Sion Mills was a company-owned town established by Herdman & Co to house workers and village maintenance staff, who benefited from healthcare provision and other company-sponsored amenities. The village was originally built with simple one-storey terraced cottages. According to historical records, when the linen trade boomed in 1903 under the direction of Captain Ricardo, second storeys were added to many houses to accommodate additional workers and enable villagers to take in lodgers during the week. The terrace is first shown on the third edition of the Ordnance Survey Map in 1905. Annual Revisions record No. 4 from 1880, No. 5 from 1897, and Nos. 6 and 7 from 1898; Nos. 1 to 3 appear somewhat earlier. The houses were originally leased from J&E Herdman and were described as "house, offices and small garden." Valuation records show Nos. 1-4 valued at £6 10s, No. 5 at £7 (increased to £15 in 1898), and Nos. 6-7 at £8 10s.

Until the 1960s, the mill maintained its own workforce of tradespeople to repair and maintain the village houses and surrounding infrastructure as well as the mill machinery and waterpower system. Householders were charged fortnightly rent and gas rates. The Herdmans operated a shop with fair prices, a dispensary, and a doctor's house with surgery built at Mill Lane in the late 19th century.
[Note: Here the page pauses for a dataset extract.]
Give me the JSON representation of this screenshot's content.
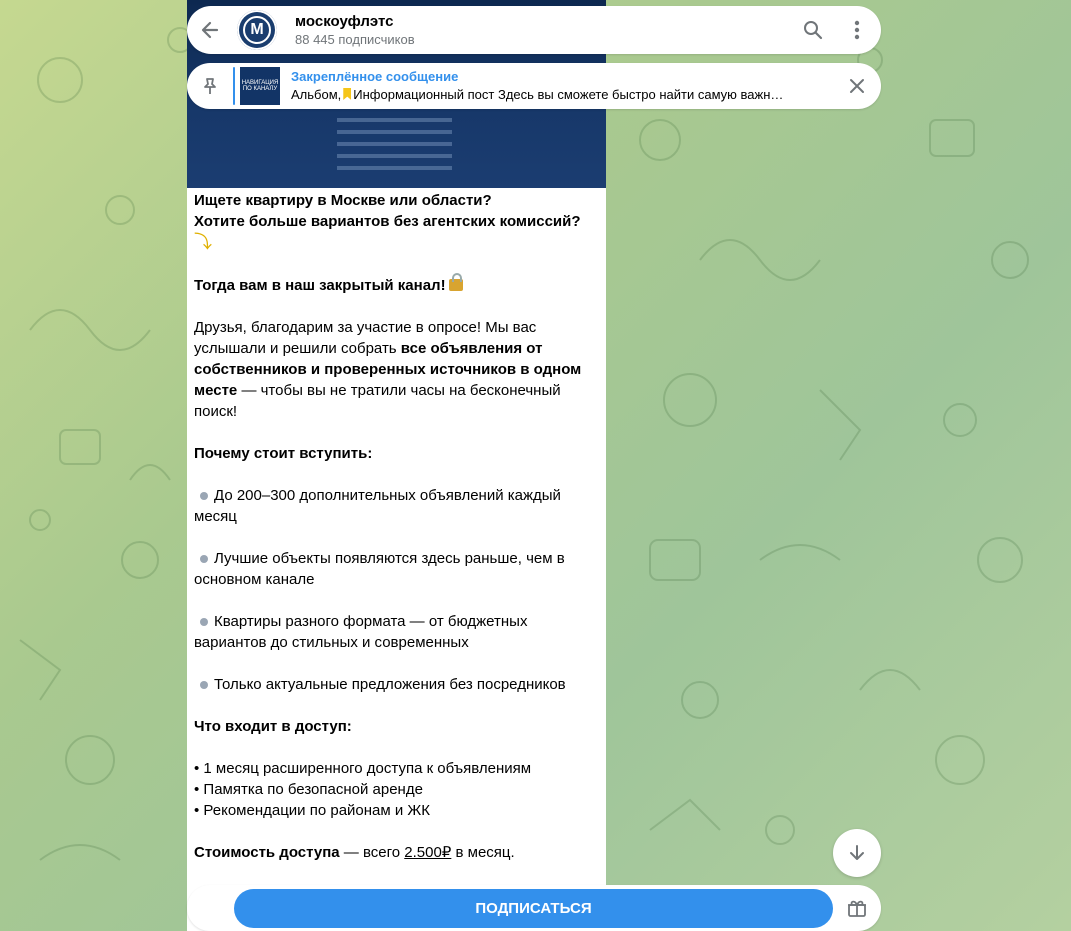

Workers contributed one penny per week in the early period (rising to sixpence in the 1940s) towards healthcare, with the mill paying for a doctor and nurse. The village maintained its own fire service and fire engine. In the early 1960s, during a slump in the linen industry when the village was privatised and the mills needed to raise capital, houses were sold off at prices ranging from £60 for the smallest to £120 for two-storey houses. The Herdman's social experiment in providing company housing and welfare was undertaken along the lines of Robert Owen's approach at New Lanark.